Calling on outside developers to integrate their applications into the service–from Amazon book reviews, to file and photo storage, to Microsoft’s Popfly Web development tool for nondevelopers–Facebook was, in essence, declaring itself a new kind of portal–and I also mean that in the nicest way–where come-one-come-all was the order of the day.
In addition, Zuckerberg made clear developers could, as investment bankers are fond of saying, eat what they kill by allowing them to charge for services and also put ads on their own pages. It is a bit like eBay’s marketplace, where sellers use the framework provided by the auction company, except this has the more powerful element of social networking mixed in.
In fact, the concept and direction are actually quite inspired, as they seek to find ways of growing the customer base by offering new features that Facebook could never create on its own.
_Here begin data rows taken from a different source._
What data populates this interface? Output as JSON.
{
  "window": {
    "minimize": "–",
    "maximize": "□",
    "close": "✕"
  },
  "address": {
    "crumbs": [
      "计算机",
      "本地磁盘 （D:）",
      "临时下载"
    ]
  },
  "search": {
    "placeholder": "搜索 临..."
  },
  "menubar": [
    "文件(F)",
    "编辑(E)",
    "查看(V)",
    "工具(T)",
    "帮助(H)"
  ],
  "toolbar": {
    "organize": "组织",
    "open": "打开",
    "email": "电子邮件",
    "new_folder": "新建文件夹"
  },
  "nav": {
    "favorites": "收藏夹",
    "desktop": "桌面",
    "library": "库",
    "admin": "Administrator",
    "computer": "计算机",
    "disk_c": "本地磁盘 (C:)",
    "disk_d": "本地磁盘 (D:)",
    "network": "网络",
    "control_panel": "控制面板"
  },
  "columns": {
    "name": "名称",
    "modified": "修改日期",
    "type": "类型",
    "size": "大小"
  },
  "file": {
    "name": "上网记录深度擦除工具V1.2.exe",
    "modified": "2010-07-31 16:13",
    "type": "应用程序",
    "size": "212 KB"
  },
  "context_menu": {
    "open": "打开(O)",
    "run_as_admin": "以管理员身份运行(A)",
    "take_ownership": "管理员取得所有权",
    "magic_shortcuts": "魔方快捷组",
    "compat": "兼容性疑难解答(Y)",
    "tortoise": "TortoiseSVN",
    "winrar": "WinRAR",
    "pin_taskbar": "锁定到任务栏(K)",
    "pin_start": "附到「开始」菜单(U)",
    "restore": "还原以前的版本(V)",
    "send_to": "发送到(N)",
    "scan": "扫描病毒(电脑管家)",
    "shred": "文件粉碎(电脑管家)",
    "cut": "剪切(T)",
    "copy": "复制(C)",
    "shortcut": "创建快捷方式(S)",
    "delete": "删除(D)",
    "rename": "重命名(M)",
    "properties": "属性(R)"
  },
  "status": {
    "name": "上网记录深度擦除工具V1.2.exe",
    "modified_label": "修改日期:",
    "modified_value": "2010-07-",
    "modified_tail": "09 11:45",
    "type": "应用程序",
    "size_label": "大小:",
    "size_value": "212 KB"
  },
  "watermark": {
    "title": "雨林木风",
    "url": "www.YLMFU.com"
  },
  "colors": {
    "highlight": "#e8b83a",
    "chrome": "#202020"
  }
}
By leveraging the innovation of others, Facebook reaps the benefits and pays for none of the cost of development, using its audience as its currency. Back in the day, AOL used to hold up advertisers and content providers for this unique privilege.
It also differentiates itself from MySpace, which–for all its shaggy-dog chaotic look–is actually resistant to others. Its attack of file-and-photo storage company Photobucket, which it will complete the acquisition of this coming week, is a study in Soprano-style business. An offer hard to refuse: You’re either with us–or you’re with us.
Zuckerberg also (and also clumsily for how nice the application looks) demoed new ability to add videos to profile pages, as well as email. It’s a necessary feature–which MySpace has scattered throughout its system–and, as usual for Facebook, has been done well.
Given the new moves yesterday, as I have written here and here, it is entirely clear that Facebook is on its own and on a very interesting journey. Zuckerberg, who has said many times he admired the independent streak of the founders of Google, has now definitively declared he and Facebook are going it alone.
Well, he and all his new friends, of course.